After returning to the ship we sailed towards Brown Bluff, our next landing site. The winds which started at Paulet, increased and we were soon in raging 60 knot catabatic winds from the nearby mainland icecap. We instantly understood how fickle the Antarctic weather can be- from a lamb to a lion. We anchored at Brown Bluff and the Expedition team suited up for the landing but it was clear from the conditions at the tender-pit that we could not continue (the tender-pit is where we get in and out of our Polarcirkel boats).
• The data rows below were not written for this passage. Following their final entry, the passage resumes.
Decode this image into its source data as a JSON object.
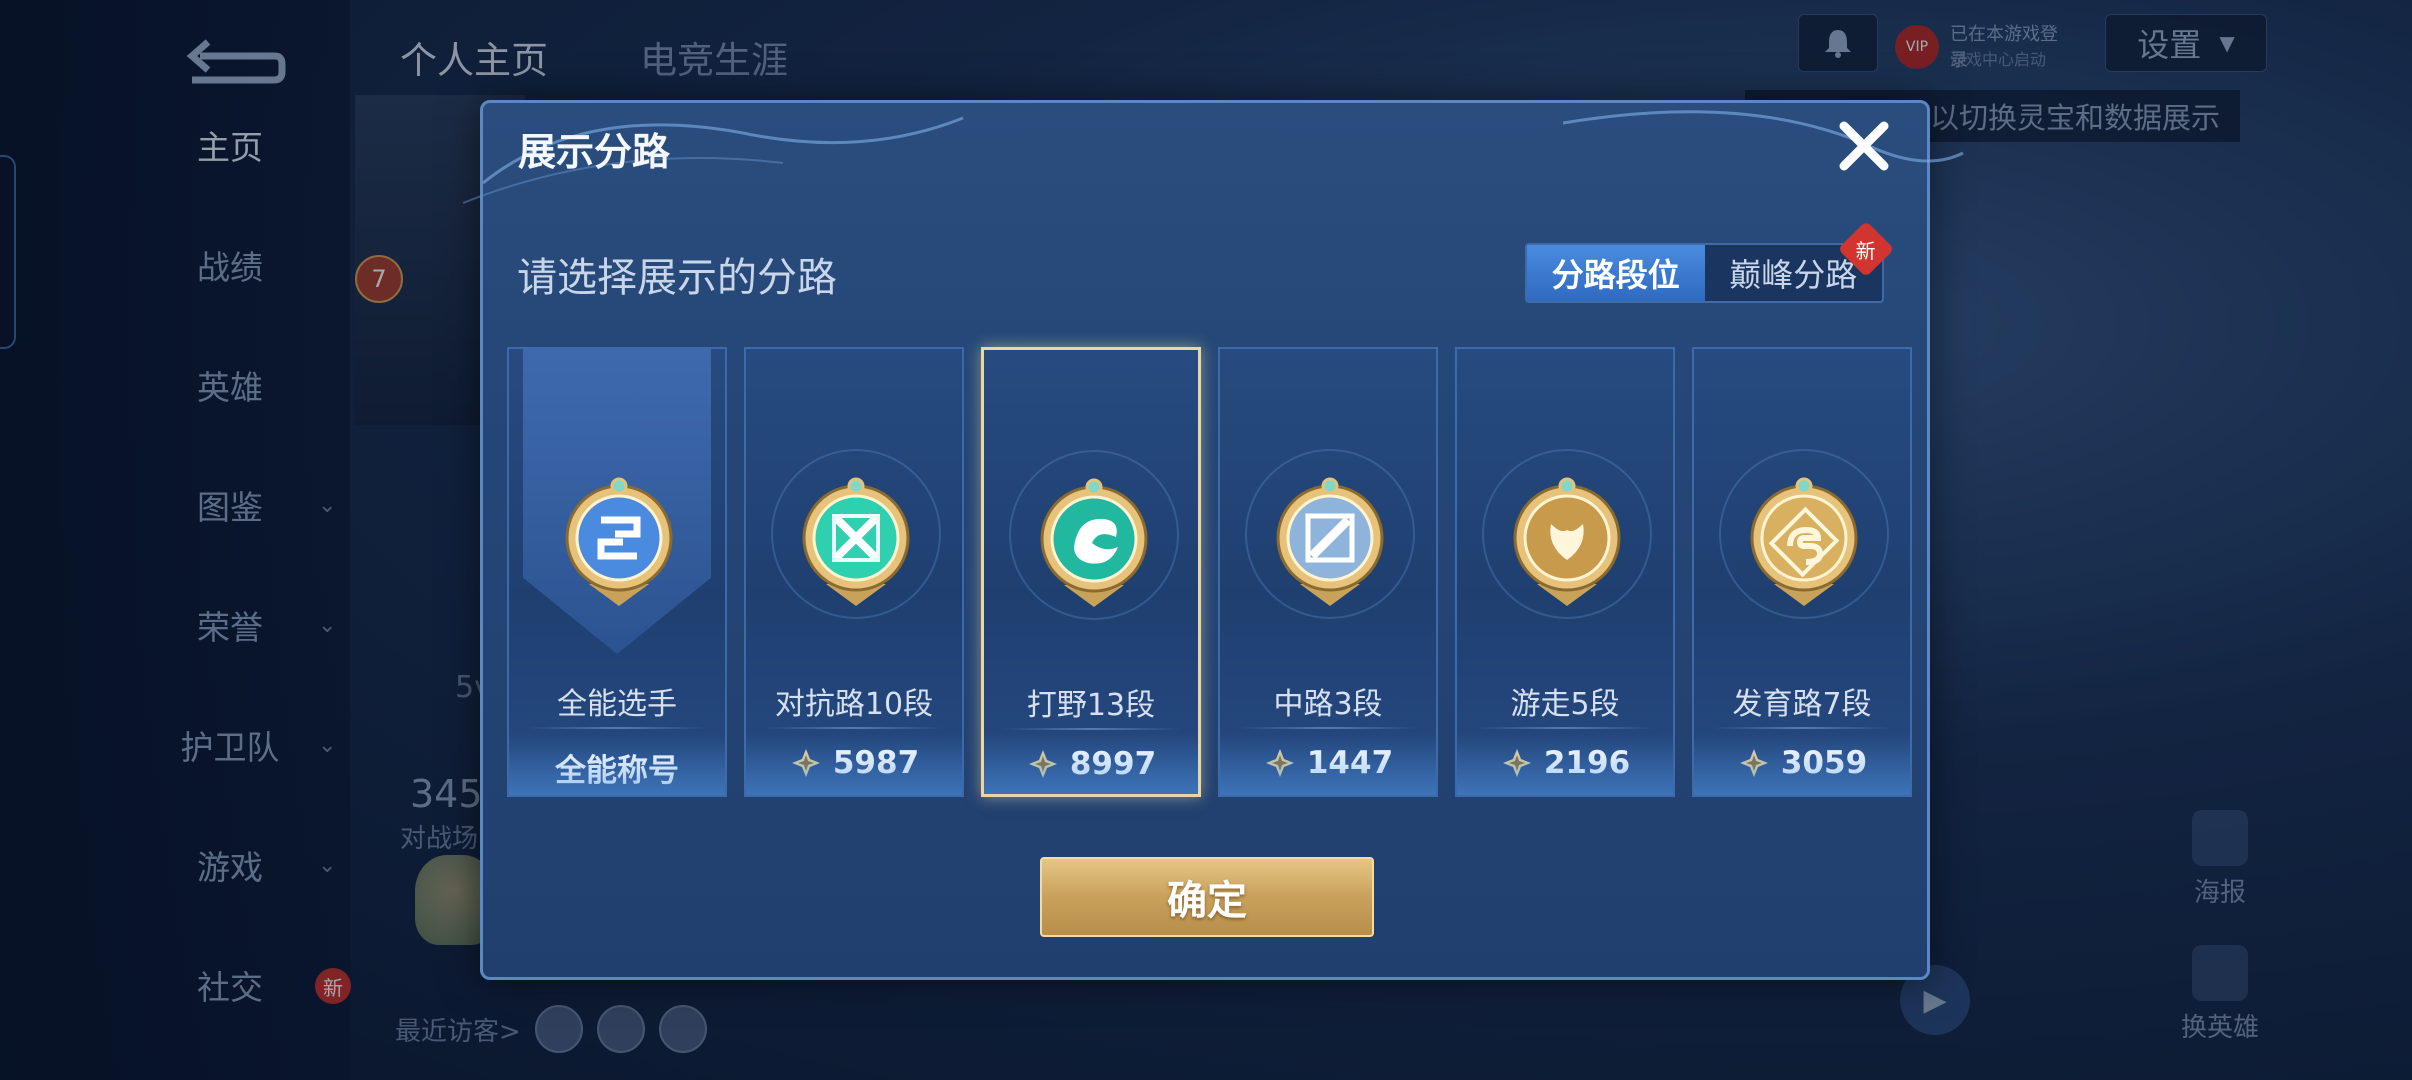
{
  "background": {
    "sidebar": [
      {
        "label": "主页",
        "active": true
      },
      {
        "label": "战绩"
      },
      {
        "label": "英雄"
      },
      {
        "label": "图鉴",
        "has_chevron": true
      },
      {
        "label": "荣誉",
        "has_chevron": true
      },
      {
        "label": "护卫队",
        "has_chevron": true
      },
      {
        "label": "游戏",
        "has_chevron": true
      },
      {
        "label": "社交",
        "has_chevron": true,
        "badge": "新"
      }
    ],
    "top_tabs": [
      "个人主页",
      "电竞生涯"
    ],
    "level_badge": "7",
    "stats_number": "345",
    "stats_label": "对战场",
    "partial_text": "5v",
    "recent_visitors_label": "最近访客>",
    "settings_label": "设置",
    "vip_badge": "VIP",
    "vip_line1": "已在本游戏登录",
    "vip_line2": "游戏中心启动",
    "hint_text": "以切换灵宝和数据展示",
    "right_icons": [
      {
        "label": "海报"
      },
      {
        "label": "换英雄"
      }
    ]
  },
  "modal": {
    "title": "展示分路",
    "subtitle": "请选择展示的分路",
    "segment": {
      "options": [
        "分路段位",
        "巅峰分路"
      ],
      "selected": "分路段位",
      "new_badge": "新"
    },
    "cards": [
      {
        "name": "全能选手",
        "value": "全能称号",
        "icon": "all-rounder-emblem-icon",
        "style": "banner",
        "color": "#4a8be0"
      },
      {
        "name": "对抗路10段",
        "value": "5987",
        "icon": "clash-lane-emblem-icon",
        "color": "#2fd0b0"
      },
      {
        "name": "打野13段",
        "value": "8997",
        "icon": "jungle-dragon-emblem-icon",
        "color": "#22b8a0",
        "selected": true
      },
      {
        "name": "中路3段",
        "value": "1447",
        "icon": "mid-lane-emblem-icon",
        "color": "#8fb4dc"
      },
      {
        "name": "游走5段",
        "value": "2196",
        "icon": "roam-emblem-icon",
        "color": "#c79a4c"
      },
      {
        "name": "发育路7段",
        "value": "3059",
        "icon": "farm-lane-emblem-icon",
        "color": "#d8b060"
      }
    ],
    "confirm_label": "确定"
  }
}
We closed the doors and sailed on through the Antarctic sound, admiring the incredible tabular icebergs that seemed to be all around us.
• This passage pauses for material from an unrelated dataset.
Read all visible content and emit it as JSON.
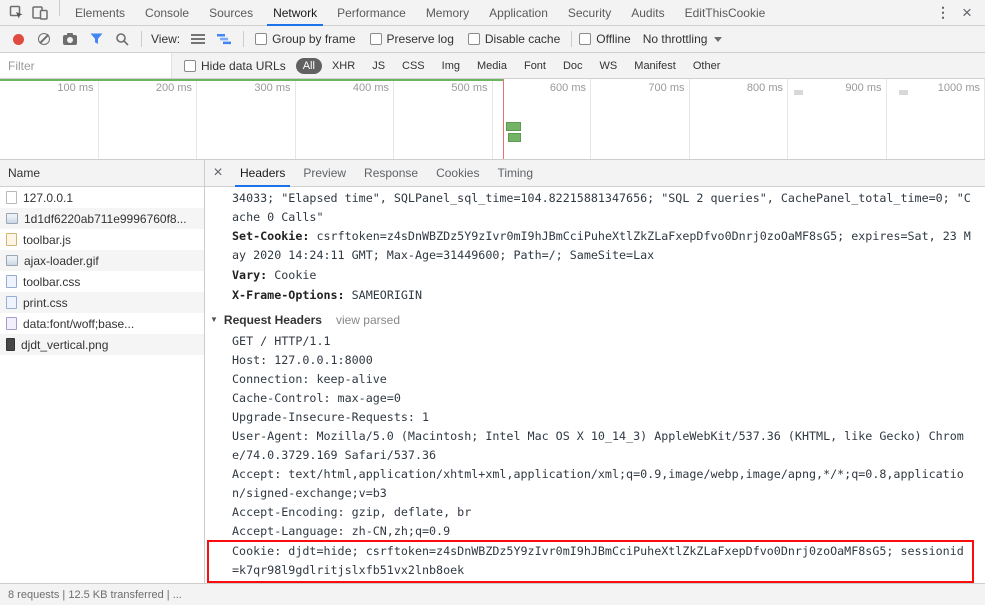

Wednesday, 30 November 2011
The other side
We normally visit places on the western side of the Antarctic Peninsula because the ice conditions are usually favourable. However, if you are very lucky, like we are, you may get to visit the eastern side, AKA the Weddell Sea side. Early this morning we approached Paulet Island in idyllic conditions of sun and calm winds. Paulet is famous for its huge Adélie Penguin colony and it did not disappoint! Almost everywhere we looked we could see Adélies laying down incubating their eggs, standing and singing to each other, carrying stones and generally doing what Adélie Penguins do (note the flying penguin below!). On one corner of the colony and in several other places, Blue-eyed Shags were breeding. We had a chance to hike up a hill on the island for a great view of the penguins and the beautiful, though stark, landscapes below. Although the wind picked up a little through the morning, it remained pleasant, and the sun was strong. Towards the end of the landing the wind picked up.